题目地址：https://leetcode.com/problems/implement-queue-using-stacks/

Total Accepted: 42648 Total Submissions: 125482 Difficulty: Easy

题目描述

Implement the following operations of a queue using stacks.

• push(x) – Push element x to the back of queue.
• pop() – Removes the element from in front of queue.
• peek() – Get the front element.
• empty() – Return whether the queue is empty.

Example:

MyQueue queue = new MyQueue();

queue.push(1);
queue.push(2);
queue.peek();  // returns 1
queue.pop();   // returns 1
queue.empty(); // returns false

Notes:

1. You must use only standard operations of a stack – which means only push to top, peek/pop from top, size, and is empty operations are valid.
2. Depending on your language, stack may not be supported natively. You may simulate a stack by using a list or deque (double-ended queue), as long as you use only standard operations of a stack.
3. You may assume that all operations are valid (for example, no pop or peek operations will be called on an empty queue).

题目大意

使用栈来实现一个队列。

解题方法

众所周知，需要用两个栈。只要想清楚两个栈来左右翻转就好了。

Python解法

下面的python代码是把stack2当做是和队列顺序一样的，这样的话，如果stack2不空，那么久弹出元素就行。否则，如果stack1中有元素，那么在做push和pop的时候，需要先把stack1中的元素颠倒到stack2中。

class MyQueue(object):

    def __init__(self):
        """
        Initialize your data structure here.
        """
        self.stack1 = []
        self.stack2 = []

    def push(self, x):
        """
        Push element x to the back of queue.
        :type x: int
        :rtype: void
        """

        self.stack1.append(x)

    def pop(self):
        """
        Removes the element from in front of queue and returns that element.
        :rtype: int
        """
        if self.stack2:
            return self.stack2.pop()
        else:
            while self.stack1:
                self.stack2.append(self.stack1.pop())
            return self.stack2.pop()

    def peek(self):
        """
        Get the front element.
        :rtype: int
        """
        if self.stack2:
            return self.stack2[-1]
        else:
            while self.stack1:
                self.stack2.append(self.stack1.pop())
            return self.stack2[-1]

    def empty(self):
        """
        Returns whether the queue is empty.
        :rtype: bool
        """
        return not self.stack1 and not self.stack2

# Your MyQueue object will be instantiated and called as such:
# obj = MyQueue()
# obj.push(x)
# param_2 = obj.pop()
# param_3 = obj.peek()
# param_4 = obj.empty()

Java解法

注意，A栈的元素顺序和队列的元素顺序是一样的。
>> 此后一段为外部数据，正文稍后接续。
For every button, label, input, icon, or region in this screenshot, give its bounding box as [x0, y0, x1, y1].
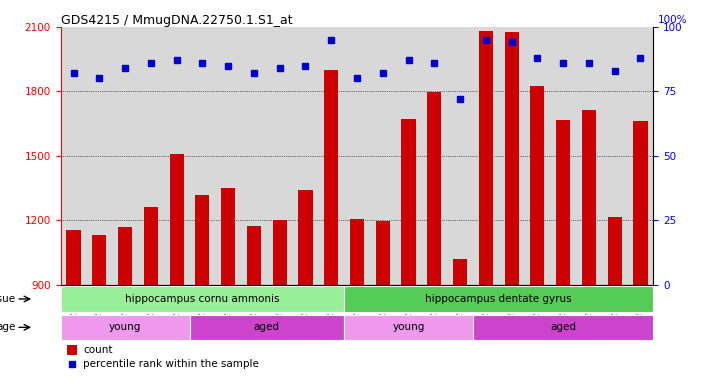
- Text: GDS4215 / MmugDNA.22750.1.S1_at: GDS4215 / MmugDNA.22750.1.S1_at: [61, 14, 292, 27]
- Bar: [61, 286, 344, 312]
- Bar: [376, 222, 390, 285]
- Bar: [344, 314, 473, 340]
- Bar: [247, 226, 261, 285]
- Text: aged: aged: [550, 322, 576, 332]
- Text: young: young: [393, 322, 425, 332]
- Text: age: age: [0, 322, 16, 332]
- Bar: [273, 220, 287, 285]
- Bar: [189, 314, 344, 340]
- Bar: [401, 119, 416, 285]
- Bar: [118, 227, 132, 285]
- Bar: [144, 207, 158, 285]
- Text: aged: aged: [253, 322, 280, 332]
- Bar: [505, 32, 518, 285]
- Bar: [61, 314, 189, 340]
- Bar: [344, 286, 653, 312]
- Bar: [196, 195, 209, 285]
- Bar: [66, 344, 77, 354]
- Bar: [92, 235, 106, 285]
- Bar: [453, 259, 467, 285]
- Bar: [350, 219, 364, 285]
- Bar: [473, 314, 653, 340]
- Bar: [479, 31, 493, 285]
- Bar: [298, 190, 313, 285]
- Text: count: count: [84, 344, 113, 354]
- Bar: [608, 217, 622, 285]
- Text: tissue: tissue: [0, 294, 16, 304]
- Text: young: young: [109, 322, 141, 332]
- Bar: [427, 93, 441, 285]
- Bar: [556, 120, 570, 285]
- Bar: [66, 230, 81, 285]
- Text: 100%: 100%: [658, 15, 687, 25]
- Text: hippocampus cornu ammonis: hippocampus cornu ammonis: [125, 294, 280, 304]
- Text: percentile rank within the sample: percentile rank within the sample: [84, 359, 259, 369]
- Bar: [221, 188, 235, 285]
- Bar: [324, 70, 338, 285]
- Bar: [582, 109, 596, 285]
- Bar: [169, 154, 183, 285]
- Text: hippocampus dentate gyrus: hippocampus dentate gyrus: [426, 294, 572, 304]
- Bar: [531, 86, 545, 285]
- Bar: [633, 121, 648, 285]
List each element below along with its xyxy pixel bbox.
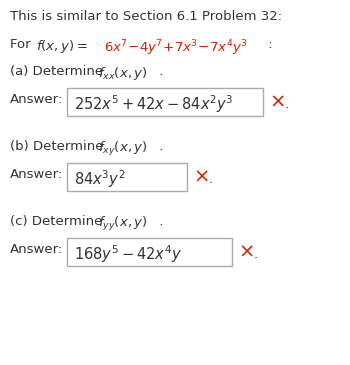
Text: $252x^5 + 42x - 84x^2y^3$: $252x^5 + 42x - 84x^2y^3$ — [74, 93, 233, 115]
Text: Answer:: Answer: — [10, 243, 63, 256]
Text: For: For — [10, 38, 39, 51]
FancyBboxPatch shape — [67, 163, 187, 191]
Text: $168y^5 - 42x^4y$: $168y^5 - 42x^4y$ — [74, 243, 182, 265]
Text: This is similar to Section 6.1 Problem 32:: This is similar to Section 6.1 Problem 3… — [10, 10, 282, 23]
Text: $\times$: $\times$ — [193, 167, 209, 186]
Text: Answer:: Answer: — [10, 168, 63, 181]
Text: (b) Determine: (b) Determine — [10, 140, 112, 153]
Text: $\times$: $\times$ — [238, 242, 254, 261]
Text: $f_{xy}(x,y)$: $f_{xy}(x,y)$ — [98, 140, 148, 158]
FancyBboxPatch shape — [67, 238, 232, 266]
Text: .: . — [155, 215, 163, 228]
Text: Answer:: Answer: — [10, 93, 63, 106]
Text: $f(x,y)=$: $f(x,y)=$ — [36, 38, 88, 55]
Text: $f_{yy}(x,y)$: $f_{yy}(x,y)$ — [98, 215, 148, 233]
Text: $\times$: $\times$ — [269, 92, 285, 111]
Text: .: . — [155, 140, 163, 153]
Text: .: . — [209, 173, 213, 186]
Text: $6x^7\!-\!4y^7\!+\!7x^3\!-\!7x^4y^3$: $6x^7\!-\!4y^7\!+\!7x^3\!-\!7x^4y^3$ — [104, 38, 248, 58]
Text: .: . — [254, 248, 258, 261]
Text: (a) Determine: (a) Determine — [10, 65, 112, 78]
Text: $84x^3y^2$: $84x^3y^2$ — [74, 168, 126, 190]
Text: $f_{xx}(x,y)$: $f_{xx}(x,y)$ — [98, 65, 148, 82]
FancyBboxPatch shape — [67, 88, 263, 116]
Text: :: : — [264, 38, 273, 51]
Text: .: . — [285, 98, 289, 111]
Text: (c) Determine: (c) Determine — [10, 215, 111, 228]
Text: .: . — [155, 65, 163, 78]
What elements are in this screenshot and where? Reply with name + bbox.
也就是说当pop()或者peek()的时候，其实直接把最上面的元素给拿出来就好了。

class MyQueue {
	Stack<Integer> stackA = new Stack<Integer>();
	Stack<Integer> stackB = new Stack<Integer>();

	// Push element x to the back of queue.
	public void push(int x) {
		if (stackA.isEmpty()) {
			stackA.push(x);
			System.out.println(stackA.toString());
			return;
		}
		while (!stackA.isEmpty()) {
			stackB.push(stackA.pop());
		}
		stackB.push(x);
		while (!stackB.isEmpty()) {
			stackA.push(stackB.pop());
		}
		System.out.println(stackA.toString());
	}

	// Removes the element from in front of queue.
	public void pop() {
		stackA.pop();
		System.out.println(stackA.toString());
	}

	// Get the front element.
	public int peek() {
		return stackA.peek();
	}

	// Return whether the queue is empty.
	public boolean empty() {
		return stackA.isEmpty();
	}
}

AC:113ms

日期

2016 年 05月 8日
2018 年 11 月 21 日 —— 又是一个美好的开始